つまり「もっと不真面目に生きろ」と言われたりすることがある(もちろんYOUTUBEだ)
だが、もとが真面目な人間に「不真面目に生きろ」と言ったら、その人は本当に”不真面目に”生きようとしてしまうだろう。そして周りからひんしゅくを買う。
「もっと真面目にやれ」と。
この「不真面目に生きる」という言葉を思考が捉えてしまうと当然偏る。
思考という機能自体が偏るようにできた、いわば天秤そのものだから。
思考は何を言われてもバランスを取るようには出来ていない。
思考は計ることができるだけだ。
天秤を扱ってバランスを取るには、”人が天秤であってはならない”ということ。この言葉を言い換えると”人は思考であってはならない”となる。
あたり前のことだが、人は人、天秤は天秤、と切り離されてないと、人は天秤を使うことが出来ない。均衡を保てない。

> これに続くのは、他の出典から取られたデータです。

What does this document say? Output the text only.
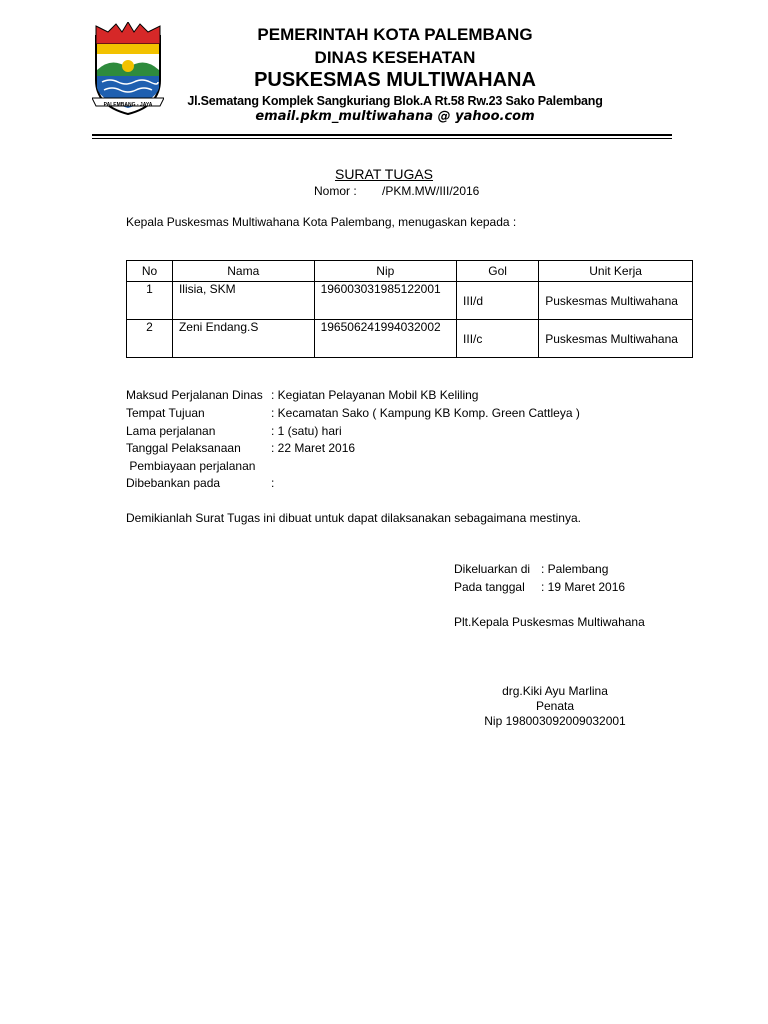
PALEMBANG - JAYA
PEMERINTAH KOTA PALEMBANG
DINAS KESEHATAN
PUSKESMAS MULTIWAHANA
Jl.Sematang Komplek Sangkuriang Blok.A Rt.58 Rw.23 Sako Palembang
email.pkm_multiwahana @ yahoo.com
SURAT TUGAS
Nomor : /PKM.MW/III/2016
Kepala Puskesmas Multiwahana Kota Palembang, menugaskan kepada :
No	Nama	Nip	Gol	Unit Kerja
1	Ilisia, SKM	196003031985122001	III/d	Puskesmas Multiwahana
2	Zeni Endang.S	196506241994032002	III/c	Puskesmas Multiwahana
Maksud Perjalanan Dinas : Kegiatan Pelayanan Mobil KB Keliling
Tempat Tujuan	: Kecamatan Sako ( Kampung KB Komp. Green Cattleya )
Lama perjalanan	: 1 (satu) hari
Tanggal Pelaksanaan	: 22 Maret 2016
Pembiayaan perjalanan
Dibebankan pada	:
Demikianlah Surat Tugas ini dibuat untuk dapat dilaksanakan sebagaimana mestinya.
Dikeluarkan di : Palembang
Pada tanggal : 19 Maret 2016
Plt.Kepala Puskesmas Multiwahana
drg.Kiki Ayu Marlina
Penata
Nip 198003092009032001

つまり、人の意識が思考に同化してる場合、正しく”思考”という天秤を扱えないのである。
天秤自体は天秤を扱えない、ということだ。
あなたは自分の考えがどれだけ偏ってるか、理解してるだろうか?
ほとんどの人が「わからない」と言うだろう。
それは、あなたが天秤だからだ。
つまり思考だから。
意識が思考から離れ、客観視できてはじめて、人は「思考という天秤」を扱えるようになる。
そしていかに、自分が偏っていたかを知ることができる。
ネットでいろいろな見解を見たりして、自分がいかに偏った見解を持っていたか、痛感する人は多いだろう。ネットは、他人という天秤(思考)が織りなす見解や思想をつぶさに見ることができる場所だから。そこで、人は他人の天秤がいかにアンバランスかを知り、同時に自分の天秤の不均衡も見るのである。他人は己を映し出す鏡ということだ。
今回はYOUTUBEの動画で上記の「不真面目に生きろ」的な事を言っていた輩がいたので、気になって書いてみた。その動画を上げていたのは精神科医だった。本人は心のバランスを取ろうとして言ったことかも知れない。が、ただの再生数を上げるための、よくある「意図的に偏ったタイトル」を使っただけかもしれない。本業の心を扱う医者がこのザマである。
Youtubeはどのサムネを見ても、そのほとんどが三流のB級雑誌のタイトルみたいなものばかりで見る気も失せるが、視聴者は若年層が多いのだろうか?
なんにしても、反対の価値観を掲げてドヤ顔してる詐欺師の言う言葉には十分気をつけてほしい。
こういう逆の視点を持ってることが知性ではない。
反対の価値観など「プラスに対するマイナス」というだけのことでしかない。つまり、どちらも二元性の枠の中にある。
「善に対する悪」「光に対する闇」というただそれだけのこと。
それら、二元性の枠から意識が外れたときに、真の知性は生まれる。